The geoelectrical cross section in Fig. 9a reveals that the Sdara fault affects both the shallow and main aquifers without influencing the communication between the reservoirs in the depressions “D1” and “D2”.

The northern part of the geoelectrical cross section in Fig. 9b shows a blocked exchange between the reservoir formations. The Chouichia normal fault has isolated the aquifers in the horst “R2” which are in direct contact with clayey layers deposed in the depression “D1”.

The difference between the resistivity of the aquifers at neighboring points VES 38 (64 Ωm for the shallow aquifer and 58 Ωm for the main aquifer) and VES 37 (48 Ωm for the shallow aquifer and 39 Ωm for the main aquifer) may be related to the limited or nonexistent connection between the folded structures “R2” and “D1”.

The relatively low aquifer resistivity at VES 37 is related to the high water salinity (3 g/l) of Oued Melah river, the main recharge source of the permeable formations in the horst “R2”.

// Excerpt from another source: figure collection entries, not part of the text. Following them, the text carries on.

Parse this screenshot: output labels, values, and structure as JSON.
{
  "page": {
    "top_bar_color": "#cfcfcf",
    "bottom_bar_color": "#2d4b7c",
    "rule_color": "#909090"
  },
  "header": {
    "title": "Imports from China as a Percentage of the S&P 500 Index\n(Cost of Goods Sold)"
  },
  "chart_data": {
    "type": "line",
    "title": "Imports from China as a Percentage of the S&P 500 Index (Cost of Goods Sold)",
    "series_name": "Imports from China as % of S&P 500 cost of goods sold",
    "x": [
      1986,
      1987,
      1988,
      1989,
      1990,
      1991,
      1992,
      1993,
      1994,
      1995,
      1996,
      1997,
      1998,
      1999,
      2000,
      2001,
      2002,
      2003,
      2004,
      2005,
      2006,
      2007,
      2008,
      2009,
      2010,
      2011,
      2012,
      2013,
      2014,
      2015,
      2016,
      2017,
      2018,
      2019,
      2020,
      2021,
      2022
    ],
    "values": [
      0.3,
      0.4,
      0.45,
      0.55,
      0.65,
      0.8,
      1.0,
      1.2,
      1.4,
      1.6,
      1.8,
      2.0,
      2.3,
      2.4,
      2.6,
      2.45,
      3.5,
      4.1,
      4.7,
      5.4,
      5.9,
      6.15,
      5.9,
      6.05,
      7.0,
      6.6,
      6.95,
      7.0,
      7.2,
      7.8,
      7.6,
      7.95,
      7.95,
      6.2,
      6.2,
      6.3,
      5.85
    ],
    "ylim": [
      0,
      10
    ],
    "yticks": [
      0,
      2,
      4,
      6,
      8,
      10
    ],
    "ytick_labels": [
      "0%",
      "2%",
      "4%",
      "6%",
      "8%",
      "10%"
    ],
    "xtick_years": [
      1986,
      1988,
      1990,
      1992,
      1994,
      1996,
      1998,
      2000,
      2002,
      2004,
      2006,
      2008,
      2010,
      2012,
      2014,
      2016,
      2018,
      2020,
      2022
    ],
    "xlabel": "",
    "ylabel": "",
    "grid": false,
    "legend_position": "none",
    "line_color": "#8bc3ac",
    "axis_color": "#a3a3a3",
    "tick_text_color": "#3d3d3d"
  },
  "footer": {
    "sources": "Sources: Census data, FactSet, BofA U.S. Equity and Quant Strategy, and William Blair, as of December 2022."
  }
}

In the southern part of the geoelectrical cross section (b), the reservoirs situated in the raised zone “R3” are in contact with their equivalents deposed in the depression “D1”. Therefore, the Brahim-el Arbi fault only controls the aquifer depth and thickness.

Conclusion

This study is based on Vertical Electrical Soundings as well as on wells data and displays the tectonic deformations which affect the multilayered Quaternary aquifer in the Ghardimaou area.

The Villafranchian folding and the normal faulting during the late Quaternary extension phase compartmentalized the aquifer in raised and subsided blocks. The isobath and isopach maps, and the geoelectrical cross sections show that this structure has variable implications, for instance influencing the permeable formations’ depth and thickness all over the area. The structure is also responsible for a limited or nonexistent hydrogeological connection between the compartments “R2” and “D1” in the northeastern part of the plain where the Chouichia fault obstructs the reservoir communication.

These results will be useful for choosing the best sites for the exploitation of the Quaternary aquifers in the Ghardimaou area.

In addition, the present study shows the applicability of the electrical resistivity method for the understanding of hydrogeological systems when the well data are limited for a precise characterization. Such prospection was suitable in this study in view of the importance of the tectonic structures which are not easily detectable by simple well correlations.